Lay group urges Pittsburgh Diocese to do more to restore broken trust

Pittsburgh Diocese Broken Trust

: Lay group urges Pittsburgh Diocese to do more to restore broken trust
Author: Madeleine Davison
Publisher: National Catholic Reporter
Date: 07AUG2020

The Pittsburgh Diocese is reeling from declining attendance and a massive restructuring program two years after a 2018 Pennsylvania grand jury report uncovered widespread clerical sexual abuse in six dioceses in the state. A lay advocacy group now says diocesan leadership has made few concrete steps to restore trust with parishioners.

“I don’t think they’ve made progress since the grand jury,” said Jan Hayes, a leader of the advocacy group known as Catholics for Change in Our Church.
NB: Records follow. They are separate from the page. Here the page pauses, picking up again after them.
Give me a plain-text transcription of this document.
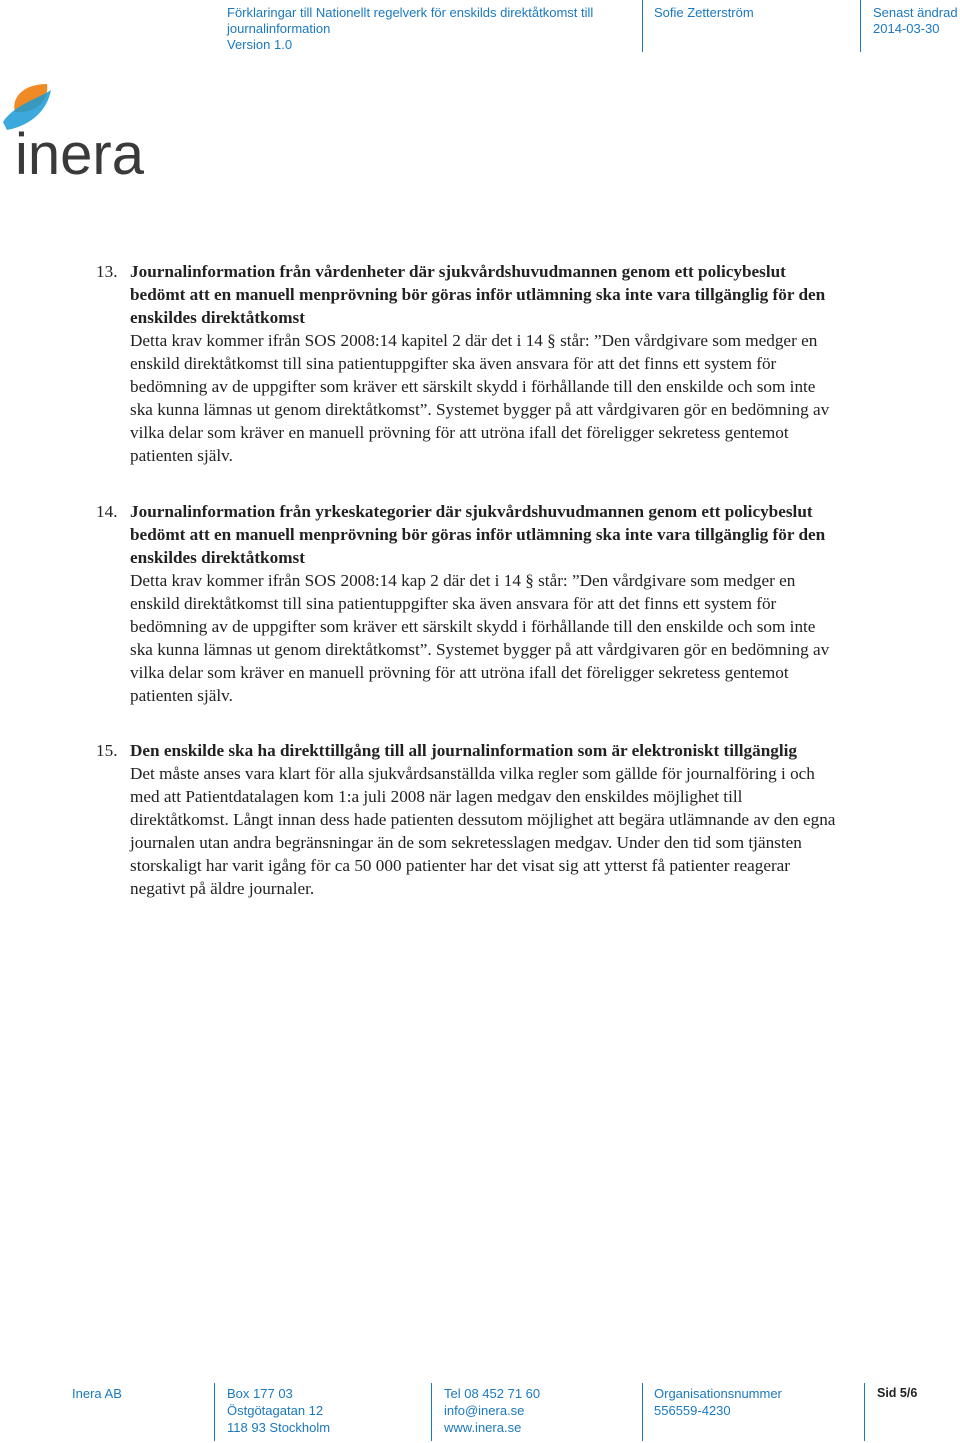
Förklaringar till Nationellt regelverk för enskilds direktåtkomst till
journalinformation
Version 1.0
Sofie Zetterström	Senast ändrad
2014-03-30
inera
13. Journalinformation från vårdenheter där sjukvårdshuvudmannen genom ett policybeslut bedömt att en manuell menprövning bör göras inför utlämning ska inte vara tillgänglig för den enskildes direktåtkomst

Detta krav kommer ifrån SOS 2008:14 kapitel 2 där det i 14 § står: ”Den vårdgivare som medger en enskild direktåtkomst till sina patientuppgifter ska även ansvara för att det finns ett system för bedömning av de uppgifter som kräver ett särskilt skydd i förhållande till den enskilde och som inte ska kunna lämnas ut genom direktåtkomst”. Systemet bygger på att vårdgivaren gör en bedömning av vilka delar som kräver en manuell prövning för att utröna ifall det föreligger sekretess gentemot patienten själv.

14. Journalinformation från yrkeskategorier där sjukvårdshuvudmannen genom ett policybeslut bedömt att en manuell menprövning bör göras inför utlämning ska inte vara tillgänglig för den enskildes direktåtkomst

Detta krav kommer ifrån SOS 2008:14 kap 2 där det i 14 § står: ”Den vårdgivare som medger en enskild direktåtkomst till sina patientuppgifter ska även ansvara för att det finns ett system för bedömning av de uppgifter som kräver ett särskilt skydd i förhållande till den enskilde och som inte ska kunna lämnas ut genom direktåtkomst”. Systemet bygger på att vårdgivaren gör en bedömning av vilka delar som kräver en manuell prövning för att utröna ifall det föreligger sekretess gentemot patienten själv.

15. Den enskilde ska ha direkttillgång till all journalinformation som är elektroniskt tillgänglig

Det måste anses vara klart för alla sjukvårdsanställda vilka regler som gällde för journalföring i och med att Patientdatalagen kom 1:a juli 2008 när lagen medgav den enskildes möjlighet till direktåtkomst. Långt innan dess hade patienten dessutom möjlighet att begära utlämnande av den egna journalen utan andra begränsningar än de som sekretesslagen medgav. Under den tid som tjänsten storskaligt har varit igång för ca 50 000 patienter har det visat sig att ytterst få patienter reagerar negativt på äldre journaler.

Inera AB	Box 177 03
Östgötagatan 12
118 93 Stockholm
Tel 08 452 71 60
info@inera.se
www.inera.se
Organisationsnummer
556559-4230
Sid 5/6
Catholics for Change in Our Church arose out of a meeting of lay parishioners from across the diocese in September 2018, said Kevin Hayes, the group’s acting chair. Horrified by the scale of the crisis, members of the new organization wanted to address issues such as insufficient support for survivors, the diocese’s financial secrecy, and a lack of leadership roles for laypeople. The organization eventually coalesced into seven focus groups, representing about 1,000 total members, he said.

Each focus group targets a different issue identified in two early meetings:

  • Providing pathways to lay leadership;
  • Diversifying the clergy;
  • Engaging young people;
  • Promoting lay oversight of the diocese;
  • Ensuring financial transparency;
  • Supporting survivors of sexual abuse;
  • Addressing clericalism.

Some of the group’s proposals would work within existing structures, Kevin Hayes said: offering leadership training for lay parishioners, or giving finance councils real authority over parish funds. Others would require changes to church teaching and discipline, such as allowing women and married people to be ordained.

“All too often, the church hierarchy and the clergy in the parishes are again trying to tweak the model that isn’t working — making this small change here, that small change there,” Kevin Hayes said. “Some of the changes really do need to be structural, and not window dressing.”